A população em situação de rua no Brasil

Enviada em 23/04/2020

Para quem tem posição social e dinheiro, falar de desigualdade é bobagem. A frase do dramaturgo alemão Beltort Brecht aludida correlaciona-se à contradição vivida por milhares de cidadãos em situação de pobreza. Por este motivo, pode-se colocar em conta as problemáticas que os moradores de rua se posicionam. Certamente, essas pessoas são uma das consequências do desemprego e indiferença social no Brasil contemporâneo. Assim, hão de ser analisados tais fatores, a fim de que se possa liquidá-los de maneira eficaz.

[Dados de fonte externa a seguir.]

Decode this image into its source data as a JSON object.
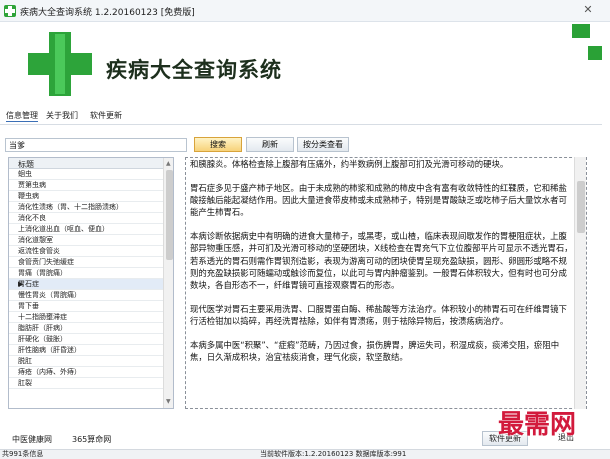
{
  "window": {
    "title": "疾病大全查询系统 1.2.20160123 [免费版]",
    "close_symbol": "✕"
  },
  "banner": {
    "title": "疾病大全查询系统",
    "brand_color": "#2da43a"
  },
  "menu": {
    "items": [
      {
        "label": "信息管理"
      },
      {
        "label": "关于我们"
      },
      {
        "label": "软件更新"
      }
    ]
  },
  "search": {
    "value": "当爹",
    "search_label": "搜索",
    "refresh_label": "刷新",
    "category_label": "按分类查看"
  },
  "list": {
    "header": "标题",
    "items": [
      "蛔虫",
      "贾第虫病",
      "鞭虫病",
      "消化性溃疡（胃、十二指肠溃疡）",
      "消化不良",
      "上消化道出血（呕血、便血）",
      "消化道憩室",
      "返流性食管炎",
      "食管贲门失弛缓症",
      "胃痛（胃脘痛）",
      "胃石症",
      "慢性胃炎（胃脘痛）",
      "胃下垂",
      "十二指肠壅滞症",
      "脂肪肝（肝病）",
      "肝硬化（鼓胀）",
      "肝性脑病（肝昏迷）",
      "脱肛",
      "痔疮（内痔、外痔）",
      "肛裂"
    ],
    "selected_index": 10,
    "selected_marker": "▶"
  },
  "detail": {
    "paragraphs": [
      "和胰腺炎。体格检查除上腹部有压痛外，约半数病例上腹部可扪及光滑可移动的硬块。",
      "胃石症多见于盛产柿子地区。由于未成熟的柿浆和成熟的柿皮中含有富有收敛特性的红鞣质，它和稀盐酸接触后能起凝结作用。因此大量进食带皮柿或未成熟柿子，特别是胃酸缺乏或吃柿子后大量饮水者可能产生柿胃石。",
      "本病诊断依据病史中有明确的进食大量柿子，或黑枣，或山楂，临床表现间歇发作的胃梗阻症状，上腹部异物重压感，并可扪及光滑可移动的坚硬团块，X线检查在胃充气下立位腹部平片可显示不透光胃石，若系透光的胃石则需作胃钡剂造影，表现为游离可动的团块使胃呈现充盈缺损，圆形、卵圆形或略不规则的充盈缺损影可随蠕动或触诊而复位，以此可与胃内肿瘤鉴别。一般胃石体积较大，但有时也可分成数块，各自形态不一，纤维胃镜可直接观察胃石的形态。",
      "现代医学对胃石主要采用洗胃、口服胃蛋白酶、稀盐酸等方法治疗。体积较小的柿胃石可在纤维胃镜下行活检钳加以捣碎，再经洗胃祛除，如伴有胃溃疡，则于祛除异物后，按溃疡病治疗。",
      "本病多属中医“积聚”、“症瘕”范畴，乃因过食，损伤脾胃，脾运失司，积湿成痰，痰浠交阻，瘀阻中焦，日久渐成积块，治宜祛痰消食，理气化痰，软坚散结。"
    ]
  },
  "footer": {
    "link1": "中医健康网",
    "link2": "365算命网",
    "update_label": "软件更新",
    "exit_label": "退出"
  },
  "status": {
    "left": "共991条信息",
    "right": "当前软件版本:1.2.20160123 数据库版本:991"
  },
  "watermark": "最需网"
}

De acordo com o Ministério do Desenvolvimento Social e Combate à Fome, dentre todos os moradores de rua, 47,7% nunca tiveram um emprego formal e 52,6% ganham entre vinte e oitenta reais por semana. Visto que, hodiernamente, uma das causas para a falta de emprego na vida de um indivíduo são as substituições deles pelos milhares de recursos que possuem em uma área de trabalho, como se observa nas fábricas, onde facilmente as pessoas estão sendo trocadas por máquinas. Com isso, irá apresentar muitos sujeitos com falta de emprego, podendo leva-los a falência, tendo então, que se desfazer de seus bens e buscando a solução de se habitar nas ruas.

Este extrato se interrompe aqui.